Ага, — подумал я, — платишь собственным носом за преходящие зрелища…
Всю неделю я был дома один: мать уехала в Нью-Йорк на похороны, остальные домашние работали. Каждый день я уходил в сосновые леса со своими собаками, читал, учился, медитировал под теплым зимним южным солнышком, потом возвращался и в сумерках готовил для всех ужин. Кроме этого, я приколотил корзину и каждый вечер играл в баскетбол. По ночам, когда все ложились спать, я снова отправлялся в леса под светом звезд, а иногда — и под дождем со своим пончо. Леса принимали меня хорошо. Я развлекался тем, что сочинял крохотные стихотворения в духе Эмили Дикинсон: «Зажги свечу, ответь лжецу; к чему старанье и существованье?» — или: «Семя арбуза желанье разбудит, сочно нахлынет — вот тирания».

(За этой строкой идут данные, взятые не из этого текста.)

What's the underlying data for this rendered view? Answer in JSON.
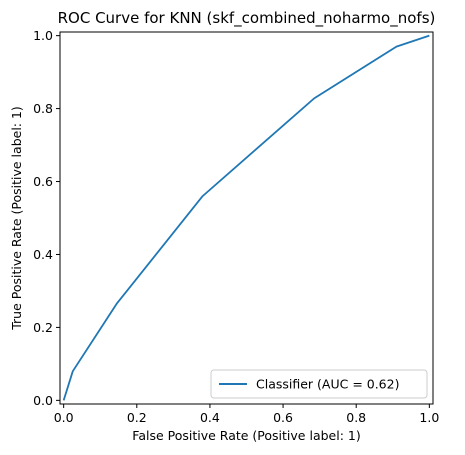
{
  "chart_data": {
    "type": "line",
    "title": "ROC Curve for KNN (skf_combined_noharmo_nofs)",
    "xlabel": "False Positive Rate (Positive label: 1)",
    "ylabel": "True Positive Rate (Positive label: 1)",
    "xlim": [
      -0.01,
      1.01
    ],
    "ylim": [
      -0.01,
      1.01
    ],
    "xticks": [
      "0.0",
      "0.2",
      "0.4",
      "0.6",
      "0.8",
      "1.0"
    ],
    "yticks": [
      "0.0",
      "0.2",
      "0.4",
      "0.6",
      "0.8",
      "1.0"
    ],
    "grid": false,
    "legend_position": "lower-right",
    "series": [
      {
        "name": "Classifier (AUC = 0.62)",
        "color": "#1f77b4",
        "x": [
          0.0,
          0.025,
          0.145,
          0.38,
          0.685,
          0.91,
          1.0
        ],
        "y": [
          0.0,
          0.08,
          0.265,
          0.56,
          0.828,
          0.97,
          1.0
        ]
      }
    ]
  }
}
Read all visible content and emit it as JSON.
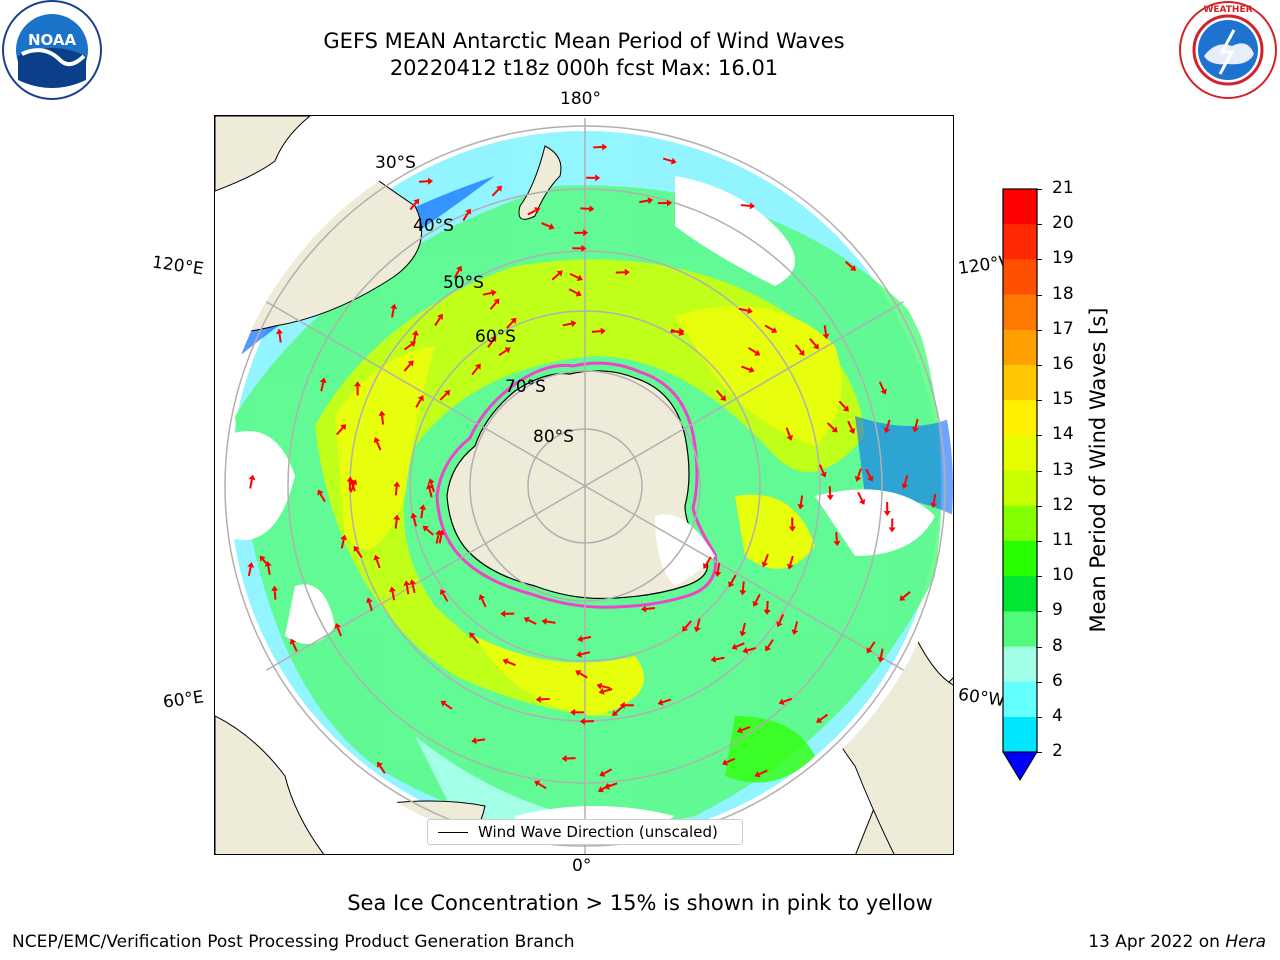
{
  "header": {
    "title_line1": "GEFS MEAN Antarctic Mean Period of Wind Waves",
    "title_line2": "20220412 t18z 000h fcst   Max: 16.01"
  },
  "logos": {
    "noaa_text": "NOAA",
    "noaa_ring": "NATIONAL OCEANIC AND ATMOSPHERIC ADMINISTRATION · U.S. DEPARTMENT OF COMMERCE",
    "nws_ring": "NATIONAL WEATHER SERVICE"
  },
  "map": {
    "lon_labels": {
      "top": "180°",
      "bottom": "0°",
      "upper_left": "120°E",
      "upper_right": "120°W",
      "lower_left": "60°E",
      "lower_right": "60°W"
    },
    "lat_labels": [
      "30°S",
      "40°S",
      "50°S",
      "60°S",
      "70°S",
      "80°S"
    ],
    "legend_label": "Wind Wave Direction (unscaled)",
    "arrow_color": "#ff0000",
    "land_color": "#eeebd9",
    "sea_ice_edge_color": "#ee44cc"
  },
  "colorbar": {
    "label": "Mean Period of Wind Waves [s]",
    "ticks": [
      "21",
      "20",
      "19",
      "18",
      "17",
      "16",
      "15",
      "14",
      "13",
      "12",
      "11",
      "10",
      "9",
      "8",
      "6",
      "4",
      "2"
    ],
    "colors": [
      "#ff0000",
      "#ff2800",
      "#ff5000",
      "#ff7800",
      "#ffa000",
      "#ffc800",
      "#fff000",
      "#e6ff00",
      "#c8ff00",
      "#82ff00",
      "#28ff00",
      "#00e632",
      "#50fa7a",
      "#a0ffe6",
      "#64ffff",
      "#00e6ff",
      "#00aaff",
      "#0064ff"
    ],
    "extend_color": "#0000ff"
  },
  "footer": {
    "note": "Sea Ice Concentration > 15% is shown in pink to yellow",
    "left": "NCEP/EMC/Verification Post Processing Product Generation Branch",
    "right_prefix": "13 Apr 2022 on ",
    "right_host": "Hera"
  }
}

Пускай будет оттяг и блаженство навеки, — молился я в лесах по ночам. Я придумывал все новые и лучшие молитвы. И новые стихи, вроде тех, когда выпал снег: «Нечастый снег святой, в ненастье поклон живой,» — а однажды записал «Четыре неизбежности: 1. Заплесневевшие Книги, 2. Неинтересная Природа, 3. Скучное Существование, 4. Пустая Нирвана — ничего не попишешь, парень». Или скучными днями, когда ни буддизм, ни поэзия, ни вино, ни одиночество, ни баскетбол не приносили пользы моей ленивой, но старательной плоти, писал: «Нечего делать: практически хоть подыхай с тоски». Как-то днем я наблюдал за утками на выгоне через дорогу, а это было воскресенье, и громогласные проповедники орали по каролинскому радио, и я написал: «Представь себе благословение всех живущих и умирающих червей в вечности и уток, которые ими питаются… и вот тебе вся проповедь воскресной школы». Во сне я услышал слова: «Боль — это лишь выдох наложницы». Но у Шекспира было бы так: «Да, в моей вере этот мерзлый звук». Потом как-то вечером, после ужина, я мерял шагами продуваемую ветром холодную тьму двора, как вдруг ощутил невероятное уныние, бросился наземь и вскричал:
— Я умру! — потому что в холодном одиночестве жестокой, негостеприимной земли больше ничего не оставалось, и сразу же нежное блаженство просветления молоком пролилось мне на веки, и мне стало тепло. И я осознал, что такова истина, которую теперь знала Рози, и знали все мертвые — и мой покойный отец, и мой покойный брат, и покойные дядья, двоюродные братья и тетки, — истина, постигаемая костями мертвого человека, за пределами как Дерева Будды, так и Креста Иисуса. Верьте, что мир — лишь эфемерный цветок, и будете жить. Я это знал! Еще знал, что я — худший бичара на целом свете. Алмазный свет сиял в моих глазах.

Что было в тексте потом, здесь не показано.